What are your achievements so far Eno-Obong? “My administration is the first that has ever promoted transparency and accountability, the first to give monthly financial reports to members. Again it’s the first to ever produce a budget, a Newsletter and the first to adopt a welfare policy that has enabled the branch make welfare a priority. The branch was established after the creation of Akwa Ibom State in 1987, my administration has returned to an abandoned Bar Secretariat project and working towards the completion of a befitting Secretariat for the branch” The canard that women cannot provide effective leadership just because they are always ‘racked off’ by men has been proven wrong by this woman and many others like her out there, who are not celebrated appropriately but even so are contributing their own quota to development of polity. Why should women be refugees in their own country and be made to accept bad handlings as inevitable?
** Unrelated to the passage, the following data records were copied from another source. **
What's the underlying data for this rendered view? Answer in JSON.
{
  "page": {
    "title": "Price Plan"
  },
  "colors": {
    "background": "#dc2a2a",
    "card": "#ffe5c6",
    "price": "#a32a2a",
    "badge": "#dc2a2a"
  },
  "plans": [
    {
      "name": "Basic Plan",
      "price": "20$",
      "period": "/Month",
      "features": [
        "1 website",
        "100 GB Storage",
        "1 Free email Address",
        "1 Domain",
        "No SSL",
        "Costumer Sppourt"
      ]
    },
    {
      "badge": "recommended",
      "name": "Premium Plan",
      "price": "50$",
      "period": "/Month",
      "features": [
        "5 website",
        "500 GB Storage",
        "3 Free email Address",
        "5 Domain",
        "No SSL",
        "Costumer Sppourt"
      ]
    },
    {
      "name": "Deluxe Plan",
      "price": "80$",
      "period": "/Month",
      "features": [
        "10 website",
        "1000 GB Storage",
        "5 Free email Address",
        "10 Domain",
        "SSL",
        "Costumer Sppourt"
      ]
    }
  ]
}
They have to be freed from such catacombs, from being harried, steamrollered and met every day with vociferous claque. The cloak-and-dagger behavior of men folk blowing small straws in the wind, against women is a fraud. This is encouraged by the culture in Nigeria that heavily victimizes against women. The culture defines the lives of, instead of complimenting the lives of women. This restricts them in fulfilling their ambitions in life. This is the reason that beyond piquant-symbolism of appointing women to governmental positions, they hardly leave a legacy. Their husbands still see them fit for the rooms of cooking and libertinage.
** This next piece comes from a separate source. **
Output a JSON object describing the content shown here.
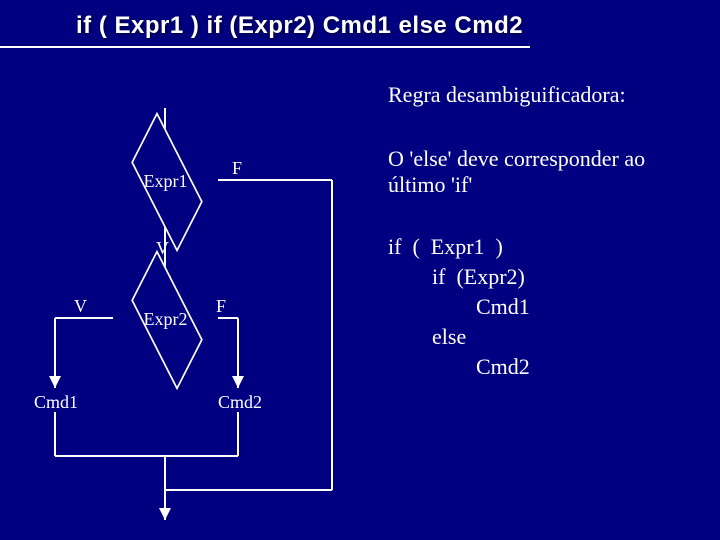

One of the fastest ways of helping women succeed in a male dominated environment is for governmental legislation to encourage this in words and actions. This is why I prefer non-material leadership: the provision of thought leadership instead of emphasis on the material. The religious bodies have not fared any better. Are the keys to social justice not political equality and human dignity? Why then therefore are women subjected to a farrago of endless bad options instead of having a pluralism of options on how best to live fulfilled lives and contribute to society? The feminine traits of teamwork, give-and-take, and cultivating friendship are necessary in a world that is becoming more and more communal, mutually dependent and transparent. Many work places today suffer from a connection deficit but with the skill of women in maintaining relationship which builds trusts and foster collaboration, the workers who experience enough connection will do well cognitively and physically and will take part in creative exchanges that fuel innovation, growth and development.
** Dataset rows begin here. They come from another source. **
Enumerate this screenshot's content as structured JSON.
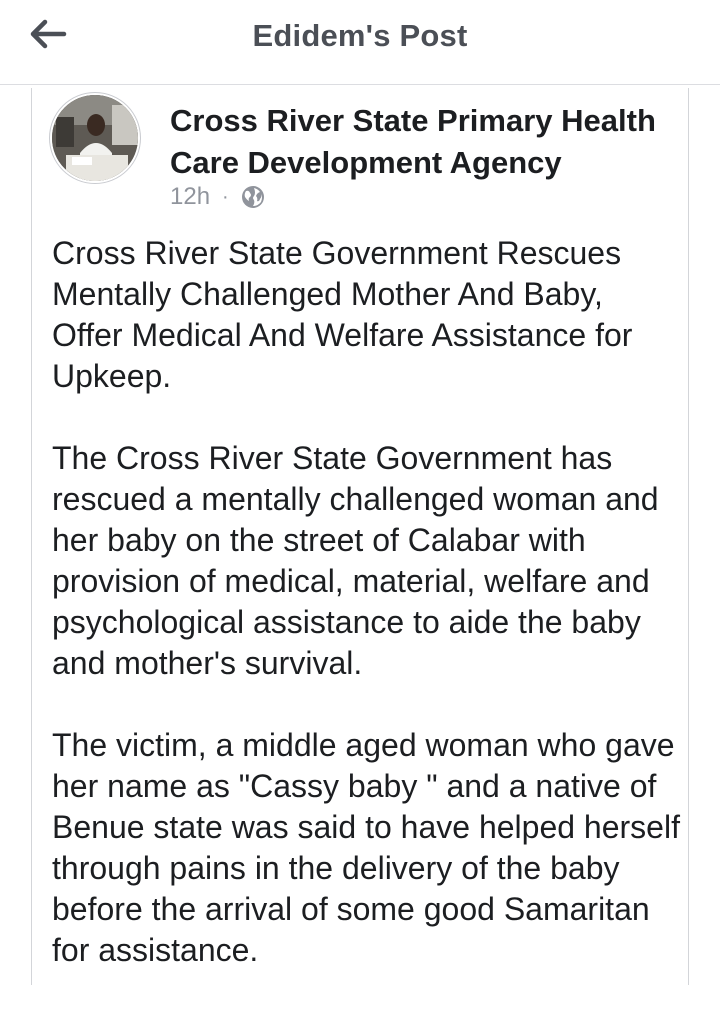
{
  "header": {
    "title": "Edidem's Post",
    "back_icon": "arrow-left-icon"
  },
  "post": {
    "author": "Cross River State Primary Health Care Development Agency",
    "time": "12h",
    "separator": "·",
    "privacy_icon": "globe-icon",
    "paragraphs": [
      "Cross River State Government Rescues Mentally Challenged Mother And Baby, Offer Medical And Welfare  Assistance for Upkeep.",
      "The Cross River State Government has rescued a mentally challenged woman and her baby on the street of Calabar with provision of medical, material, welfare and psychological assistance to aide the baby and mother's survival.",
      "The victim, a middle aged woman who gave her name as \"Cassy baby \" and a native of Benue state was said to have helped herself through  pains in the delivery of the baby before the arrival of some good Samaritan for assistance."
    ]
  },
  "colors": {
    "title_gray": "#4b4f56",
    "meta_gray": "#90949c",
    "text": "#1c1e21",
    "divider": "#dcdde1"
  }
}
I paused to ask her about her dreams. “My dream is to witness an era where women and girls are availed the same opportunities as their male counterparts. Most importantly, women must be given leadership opportunities to enable them contribute their quota towards the advancement of their families, communities’ and society at large.” Noble dream and attainable in enlightened societies, there is a difference between knowledge and enlightenment Nigeria needs to promote her dream. The position of Chairman couldn’t have been all-beer-and-skittles for Eno-Obong and so I asked her what her challenges are in office. “One of the greatest challenges of leadership is the onerous task of acceptance from the male folk. Quite often, women need to work many times harder to gain accolades and recognition in their leadership roles.” Can Nigerian men release women from this stranglehold of discrimination? Wouldn’t our society be better off if men did so?